Posted by Anthony Demangone
NCUA issued a very interesting legal opinion yesterday, Letter to Credit Unions 10-0842. Here's a snippet:
You inquired whether federal credit unions (FCUs) can provide identity theft protection services programs to their members where:
- FCUs automatically enroll their members, without the members’ request or express consent, to receive their services on accounts advertised as free checking;
- FCUs deduct periodic fees from the members’ checking accounts unless the members opt out of receiving the services; and
- the FCUs’ account agreements with the free checking accountholders include a truth-in-savings fee disclosure, listing a one dollar monthly fee for the services, but describing the fee as “optional.
”While we would look at each specific program to determine its permissibility, a program providing these services to “free checking” accountholders, without their request or express consent, charging them a dollar a month, and disclosing the fee as optional, while using an opt out only option, appears to be an unfair or deceptive practice and may present problems under NCUA’s truth-in-savings and advertising regulations. (Emphasis added.)
In its letter, NCUA doesn't come out and say that such program is a de facto violation of UDAP and Truth in Savings, as it hadn't seen all of the applicable disclosures. But the tone of the letter is obvious - NCUA sees a lot of red flags. Here are two take-aways from this letter.
- If your credit union has such a program, you'll need to read this letter closely and address the regulatory concerns outlined by NCUA.
- This is a classic example of how something that looks contractually solid can start shaking like a leaf when the words "unfair and deceptive" are uttered by a regulator. Guess who has the right to say those words beginning in late July? That's right, the CFPB.
Felix Salmon at Reuters has another interesting post on the financial industry. It is worth a read, but I focused on a supervisory letter within Salmon's post that was issued by the OCC to Citgroup in February 2008. The letter pounded Citi for weak risk management practices. I understand the letter was written in 2008, and that credit unions are not international mega-banks. But the letter would be useful to see how the OCC expects its institutions to implement risk management.

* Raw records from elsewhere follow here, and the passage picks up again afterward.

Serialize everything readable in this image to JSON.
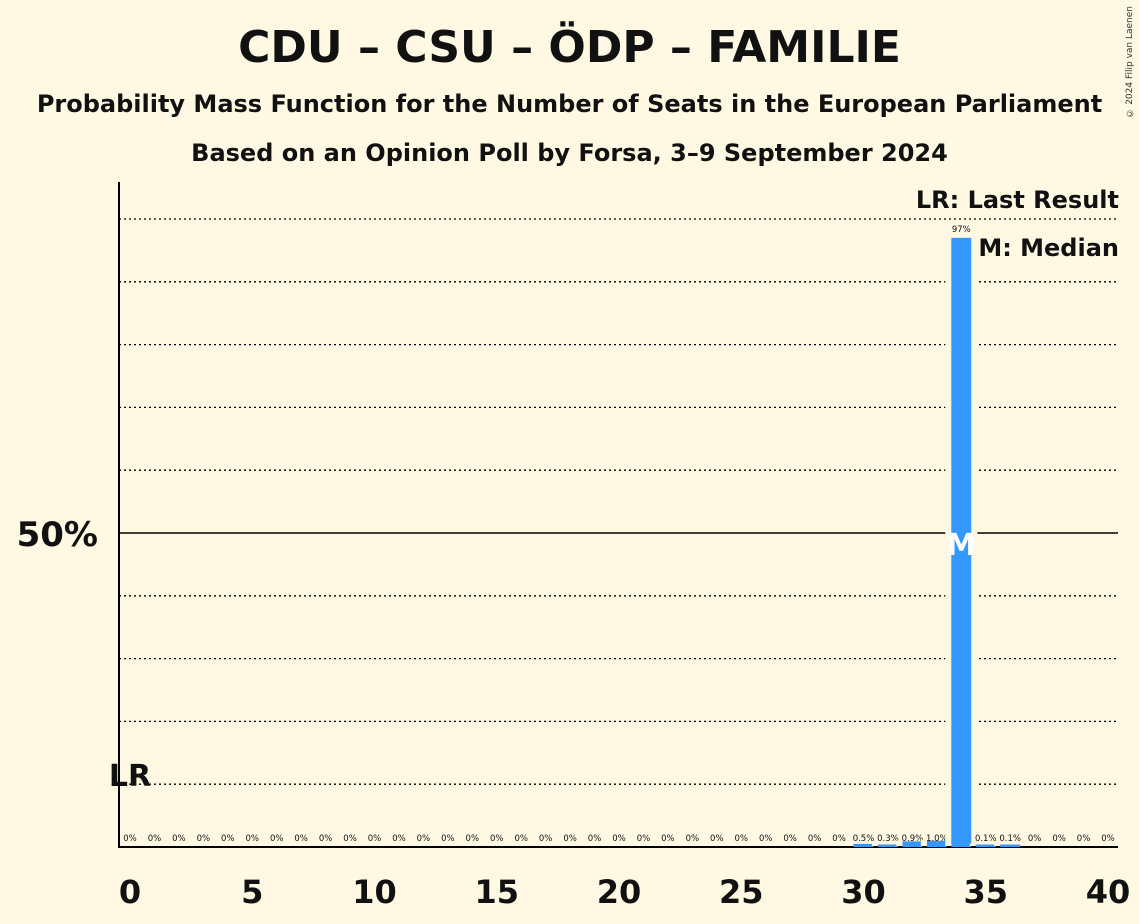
{
  "copyright": "© 2024 Filip van Laenen",
  "legend": {
    "lr": "LR: Last Result",
    "m": "M: Median"
  },
  "colors": {
    "background": "#FFF9E3",
    "bar": "#3399FF"
  },
  "chart_data": {
    "type": "bar",
    "title": "CDU – CSU – ÖDP – FAMILIE",
    "subtitle": "Probability Mass Function for the Number of Seats in the European Parliament",
    "subtitle2": "Based on an Opinion Poll by Forsa, 3–9 September 2024",
    "x": [
      0,
      1,
      2,
      3,
      4,
      5,
      6,
      7,
      8,
      9,
      10,
      11,
      12,
      13,
      14,
      15,
      16,
      17,
      18,
      19,
      20,
      21,
      22,
      23,
      24,
      25,
      26,
      27,
      28,
      29,
      30,
      31,
      32,
      33,
      34,
      35,
      36,
      37,
      38,
      39,
      40
    ],
    "values": [
      0,
      0,
      0,
      0,
      0,
      0,
      0,
      0,
      0,
      0,
      0,
      0,
      0,
      0,
      0,
      0,
      0,
      0,
      0,
      0,
      0,
      0,
      0,
      0,
      0,
      0,
      0,
      0,
      0,
      0,
      0.5,
      0.3,
      0.9,
      1.0,
      97,
      0.1,
      0.1,
      0,
      0,
      0,
      0
    ],
    "data_labels": [
      "0%",
      "0%",
      "0%",
      "0%",
      "0%",
      "0%",
      "0%",
      "0%",
      "0%",
      "0%",
      "0%",
      "0%",
      "0%",
      "0%",
      "0%",
      "0%",
      "0%",
      "0%",
      "0%",
      "0%",
      "0%",
      "0%",
      "0%",
      "0%",
      "0%",
      "0%",
      "0%",
      "0%",
      "0%",
      "0%",
      "0.5%",
      "0.3%",
      "0.9%",
      "1.0%",
      "97%",
      "0.1%",
      "0.1%",
      "0%",
      "0%",
      "0%",
      "0%"
    ],
    "x_ticks": [
      0,
      5,
      10,
      15,
      20,
      25,
      30,
      35,
      40
    ],
    "y_ticks": [
      {
        "value": 50,
        "label": "50%"
      }
    ],
    "ylim": [
      0,
      106
    ],
    "gridlines_every": 10,
    "last_result": {
      "seats": 0,
      "label": "LR"
    },
    "median": {
      "seats": 34,
      "label": "M"
    }
  }
}
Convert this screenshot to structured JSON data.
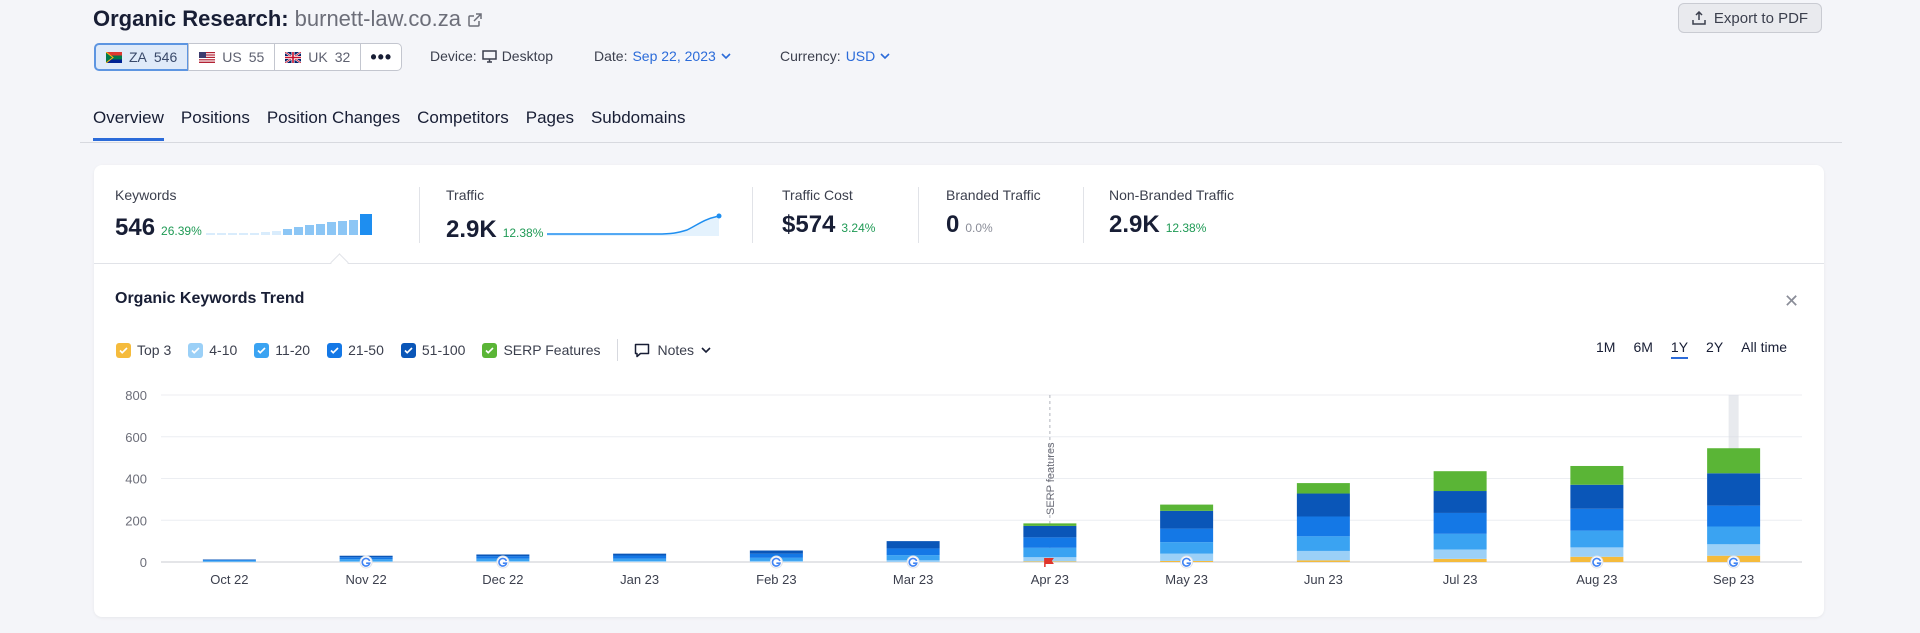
{
  "header": {
    "title": "Organic Research:",
    "domain": "burnett-law.co.za",
    "export_label": "Export to PDF"
  },
  "databases": [
    {
      "code": "ZA",
      "count": "546",
      "active": true
    },
    {
      "code": "US",
      "count": "55",
      "active": false
    },
    {
      "code": "UK",
      "count": "32",
      "active": false
    }
  ],
  "device": {
    "label": "Device:",
    "value": "Desktop"
  },
  "date": {
    "label": "Date:",
    "value": "Sep 22, 2023"
  },
  "currency": {
    "label": "Currency:",
    "value": "USD"
  },
  "tabs": [
    "Overview",
    "Positions",
    "Position Changes",
    "Competitors",
    "Pages",
    "Subdomains"
  ],
  "metrics": {
    "keywords": {
      "label": "Keywords",
      "value": "546",
      "change": "26.39%"
    },
    "traffic": {
      "label": "Traffic",
      "value": "2.9K",
      "change": "12.38%"
    },
    "traffic_cost": {
      "label": "Traffic Cost",
      "value": "$574",
      "change": "3.24%"
    },
    "branded": {
      "label": "Branded Traffic",
      "value": "0",
      "change": "0.0%"
    },
    "nonbranded": {
      "label": "Non-Branded Traffic",
      "value": "2.9K",
      "change": "12.38%"
    }
  },
  "trend": {
    "title": "Organic Keywords Trend",
    "legend": [
      {
        "label": "Top 3",
        "color": "#f5bb3c"
      },
      {
        "label": "4-10",
        "color": "#9bd0f7"
      },
      {
        "label": "11-20",
        "color": "#3aa3f2"
      },
      {
        "label": "21-50",
        "color": "#1478e6"
      },
      {
        "label": "51-100",
        "color": "#0a56b8"
      },
      {
        "label": "SERP Features",
        "color": "#5ab536"
      }
    ],
    "notes_label": "Notes",
    "ranges": [
      "1M",
      "6M",
      "1Y",
      "2Y",
      "All time"
    ],
    "active_range": "1Y",
    "serp_annotation": "SERP features"
  },
  "chart_data": {
    "type": "bar",
    "stacked": true,
    "categories": [
      "Oct 22",
      "Nov 22",
      "Dec 22",
      "Jan 23",
      "Feb 23",
      "Mar 23",
      "Apr 23",
      "May 23",
      "Jun 23",
      "Jul 23",
      "Aug 23",
      "Sep 23"
    ],
    "yticks": [
      0,
      200,
      400,
      600,
      800
    ],
    "ylim": [
      0,
      800
    ],
    "series": [
      {
        "name": "Top 3",
        "color": "#f5bb3c",
        "values": [
          0,
          0,
          0,
          0,
          0,
          0,
          3,
          5,
          8,
          15,
          25,
          30
        ]
      },
      {
        "name": "4-10",
        "color": "#9bd0f7",
        "values": [
          2,
          3,
          4,
          4,
          5,
          8,
          20,
          35,
          45,
          45,
          45,
          55
        ]
      },
      {
        "name": "11-20",
        "color": "#3aa3f2",
        "values": [
          5,
          10,
          12,
          12,
          15,
          25,
          45,
          55,
          70,
          75,
          80,
          85
        ]
      },
      {
        "name": "21-50",
        "color": "#1478e6",
        "values": [
          3,
          10,
          12,
          15,
          20,
          32,
          50,
          65,
          95,
          100,
          105,
          100
        ]
      },
      {
        "name": "51-100",
        "color": "#0a56b8",
        "values": [
          2,
          7,
          8,
          9,
          15,
          35,
          55,
          85,
          110,
          105,
          115,
          155
        ]
      },
      {
        "name": "SERP Features",
        "color": "#5ab536",
        "values": [
          0,
          0,
          0,
          0,
          0,
          0,
          12,
          30,
          50,
          95,
          90,
          120
        ]
      }
    ],
    "grid": true,
    "annotation_at": "Apr 23",
    "google_markers": [
      "Nov 22",
      "Dec 22",
      "Feb 23",
      "Mar 23",
      "May 23",
      "Aug 23",
      "Sep 23"
    ],
    "flag_marker": "Apr 23"
  }
}
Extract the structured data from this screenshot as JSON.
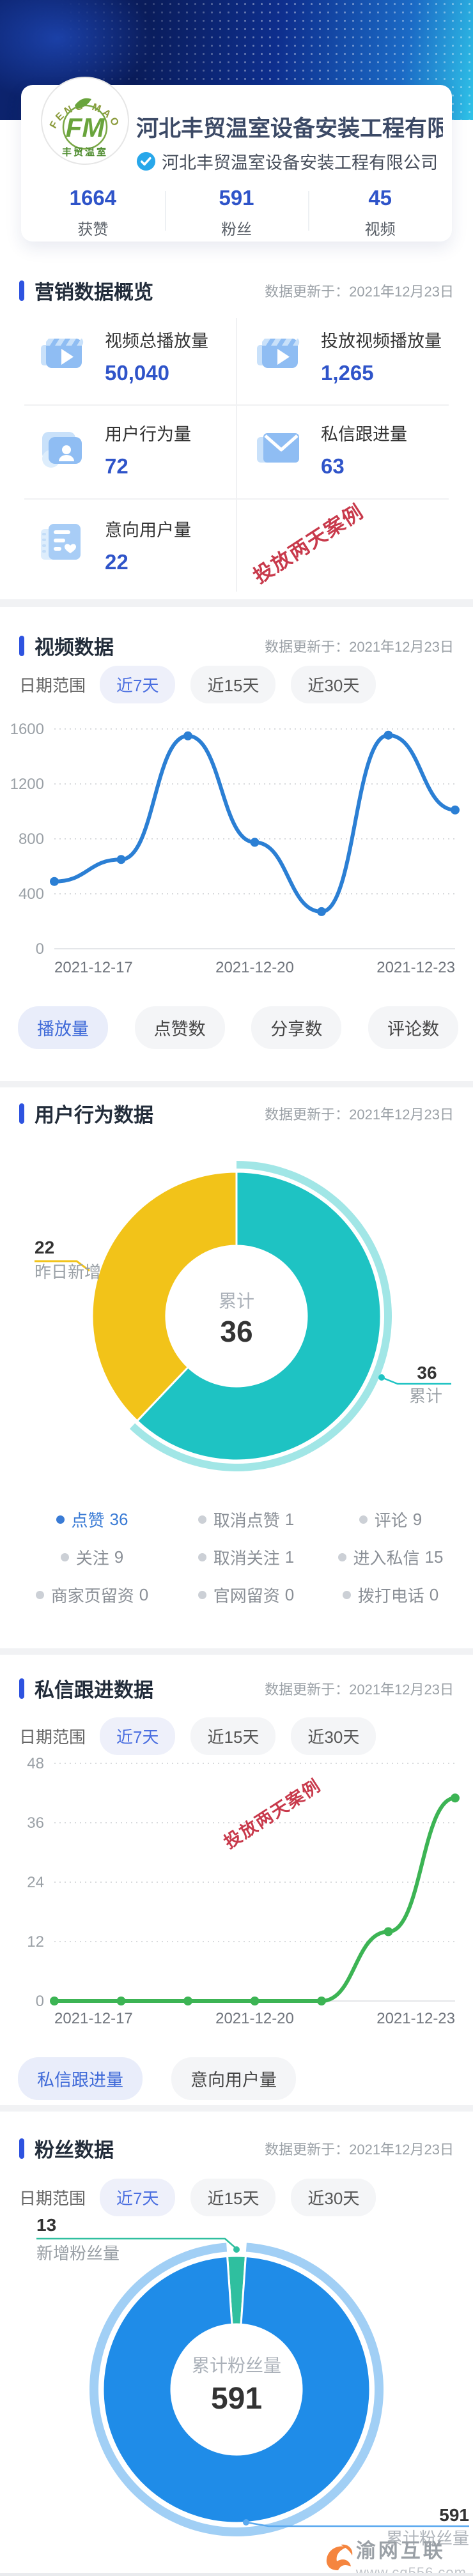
{
  "updated": "数据更新于：2021年12月23日",
  "profile": {
    "logo": {
      "arc_text": "FENG MAO",
      "monogram": "FM",
      "caption": "丰贸温室"
    },
    "title": "河北丰贸温室设备安装工程有限...",
    "verified_name": "河北丰贸温室设备安装工程有限公司",
    "stats": [
      {
        "value": "1664",
        "label": "获赞"
      },
      {
        "value": "591",
        "label": "粉丝"
      },
      {
        "value": "45",
        "label": "视频"
      }
    ]
  },
  "annotation": {
    "text": "投放两天案例",
    "color": "#c8394b"
  },
  "date_filter": {
    "label": "日期范围",
    "options": [
      "近7天",
      "近15天",
      "近30天"
    ],
    "selected": "近7天"
  },
  "overview": {
    "title": "营销数据概览",
    "cells": [
      {
        "icon": "video-play-icon",
        "label": "视频总播放量",
        "value": "50,040"
      },
      {
        "icon": "video-play-icon",
        "label": "投放视频播放量",
        "value": "1,265"
      },
      {
        "icon": "user-folder-icon",
        "label": "用户行为量",
        "value": "72"
      },
      {
        "icon": "mail-icon",
        "label": "私信跟进量",
        "value": "63"
      },
      {
        "icon": "intent-doc-icon",
        "label": "意向用户量",
        "value": "22"
      }
    ]
  },
  "video_section": {
    "title": "视频数据",
    "tabs": [
      {
        "label": "播放量",
        "active": true
      },
      {
        "label": "点赞数",
        "active": false
      },
      {
        "label": "分享数",
        "active": false
      },
      {
        "label": "评论数",
        "active": false
      }
    ]
  },
  "behavior_section": {
    "title": "用户行为数据",
    "center_label": "累计",
    "center_value": "36",
    "callout_left": {
      "value": "22",
      "label": "昨日新增"
    },
    "callout_right": {
      "value": "36",
      "label": "累计"
    },
    "legend": [
      {
        "label": "点赞",
        "value": "36",
        "active": true
      },
      {
        "label": "取消点赞",
        "value": "1",
        "active": false
      },
      {
        "label": "评论",
        "value": "9",
        "active": false
      },
      {
        "label": "关注",
        "value": "9",
        "active": false
      },
      {
        "label": "取消关注",
        "value": "1",
        "active": false
      },
      {
        "label": "进入私信",
        "value": "15",
        "active": false
      },
      {
        "label": "商家页留资",
        "value": "0",
        "active": false
      },
      {
        "label": "官网留资",
        "value": "0",
        "active": false
      },
      {
        "label": "拨打电话",
        "value": "0",
        "active": false
      }
    ]
  },
  "message_section": {
    "title": "私信跟进数据",
    "tabs": [
      {
        "label": "私信跟进量",
        "active": true
      },
      {
        "label": "意向用户量",
        "active": false
      }
    ]
  },
  "fans_section": {
    "title": "粉丝数据",
    "center_label": "累计粉丝量",
    "center_value": "591",
    "callout_top": {
      "value": "13",
      "label": "新增粉丝量"
    },
    "callout_bottom": {
      "value": "591",
      "label": "累计粉丝量"
    }
  },
  "watermark": {
    "name": "渝网互联",
    "url": "www.cq556.com"
  },
  "chart_data": [
    {
      "id": "video-plays",
      "type": "line",
      "title": "视频数据 - 播放量(近7天)",
      "x": [
        "2021-12-17",
        "2021-12-18",
        "2021-12-19",
        "2021-12-20",
        "2021-12-21",
        "2021-12-22",
        "2021-12-23"
      ],
      "values": [
        490,
        650,
        1550,
        775,
        270,
        1555,
        1010
      ],
      "ylim": [
        0,
        1600
      ],
      "yticks": [
        0,
        400,
        800,
        1200,
        1600
      ],
      "xtick_labels": [
        "2021-12-17",
        "2021-12-20",
        "2021-12-23"
      ],
      "color": "#2b7fd4",
      "grid": "dotted"
    },
    {
      "id": "behavior-pie",
      "type": "pie",
      "title": "用户行为数据",
      "slices": [
        {
          "name": "累计",
          "value": 36,
          "color": "#1ec3c3",
          "highlighted": true
        },
        {
          "name": "昨日新增",
          "value": 22,
          "color": "#f2c319",
          "highlighted": false
        }
      ]
    },
    {
      "id": "message-line",
      "type": "line",
      "title": "私信跟进数据 - 私信跟进量(近7天)",
      "x": [
        "2021-12-17",
        "2021-12-18",
        "2021-12-19",
        "2021-12-20",
        "2021-12-21",
        "2021-12-22",
        "2021-12-23"
      ],
      "values": [
        0,
        0,
        0,
        0,
        0,
        14,
        41
      ],
      "ylim": [
        0,
        48
      ],
      "yticks": [
        0,
        12,
        24,
        36,
        48
      ],
      "xtick_labels": [
        "2021-12-17",
        "2021-12-20",
        "2021-12-23"
      ],
      "color": "#3cb454",
      "grid": "dotted"
    },
    {
      "id": "fans-pie",
      "type": "pie",
      "title": "粉丝数据",
      "slices": [
        {
          "name": "新增粉丝量",
          "value": 13,
          "color": "#2fbf9f",
          "highlighted": false
        },
        {
          "name": "累计粉丝量",
          "value": 578,
          "color": "#1f8ce8",
          "highlighted": true
        }
      ]
    }
  ]
}
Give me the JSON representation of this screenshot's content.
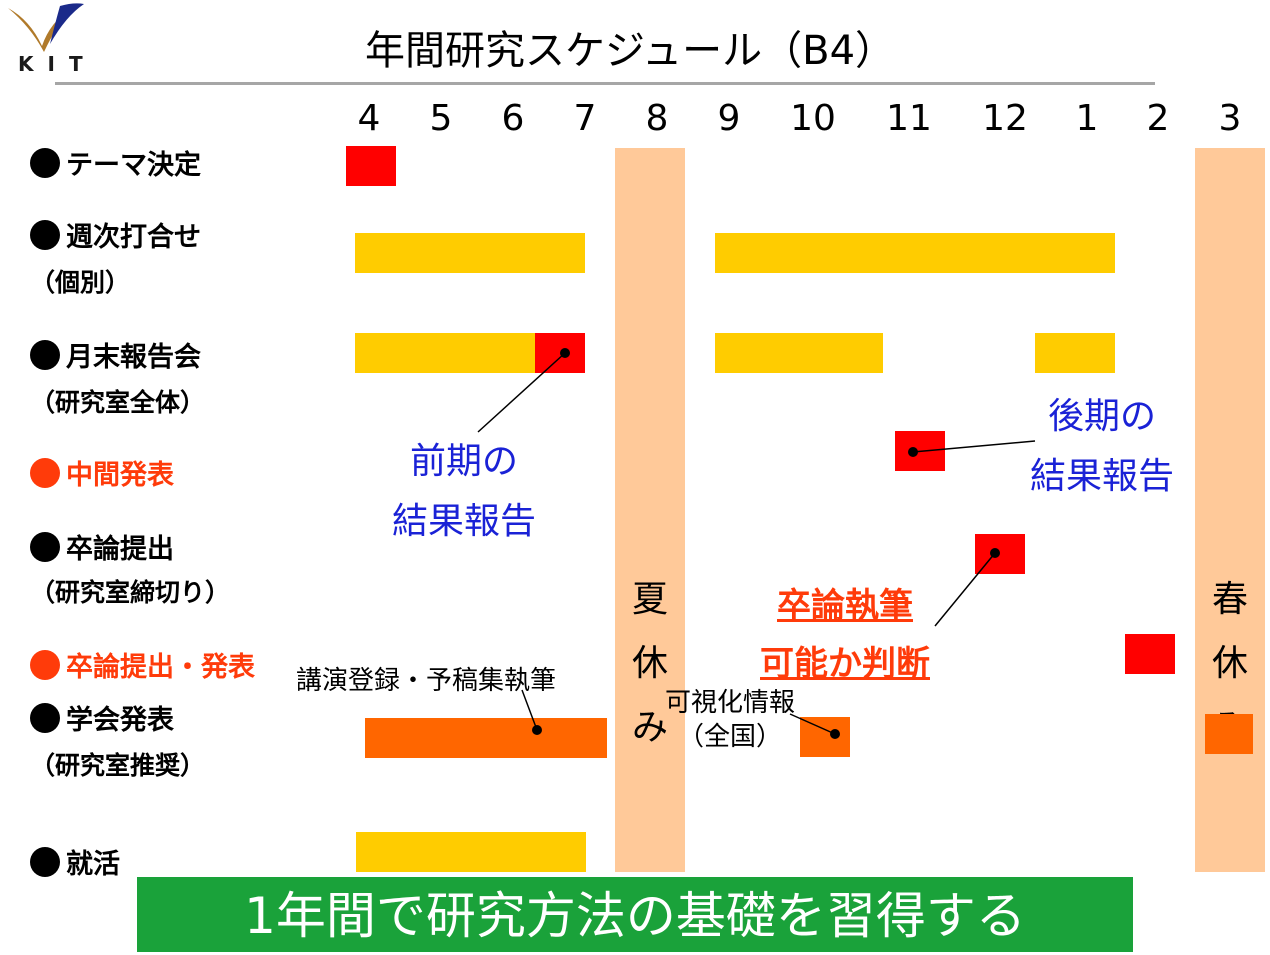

And I think that is very useful for our industry. Here are some findings:
- The Board and senior management have not ensured an effective and independent risk management process is in place. Risk management had insufficient authority or failed to exercise its authority to constrain business activities.
- The Board and ARMC were not provided meaningful or systematic information on. material risk and compliance with limits, controls, or concentrations. The Citibank, N.A.Board had no effective oversight role specific to the risk profile of the bank.
- (Citi must) Raise the stature of risk management in the organization. Perform a thorough, top-down,assessment of the risk management function, its roles and responsibilities, staffing levels,management competencies, and risk tools to ensure it can be effective as a control function.
- Review the content of information provided to senior management and directors to ensure it is meaningful and relevant. It should include a strengthened and systematic discussion of sensitivity to various risk factors across business segments, compliance with limits and controls, and the evaluation of risk versus allocated capital.
Again, this letter is roughly two years old, so Citi may have addressed these concerns already. But I think there is always value to be found in failure analysis, especially when that failure happens over there. Take a look at those findings. I would argue that they could apply to many organizations, including some credit unions. Warning, I'm hopping on my soap box. Risk management is not sexy. Risk management will never be a revenue producer. But perhaps some have focused too much on revenue and growth in the past. Sometimes, the best decision an organization can make is to say no, especially when it has determined that it cannot manage the risk that comes with the reward.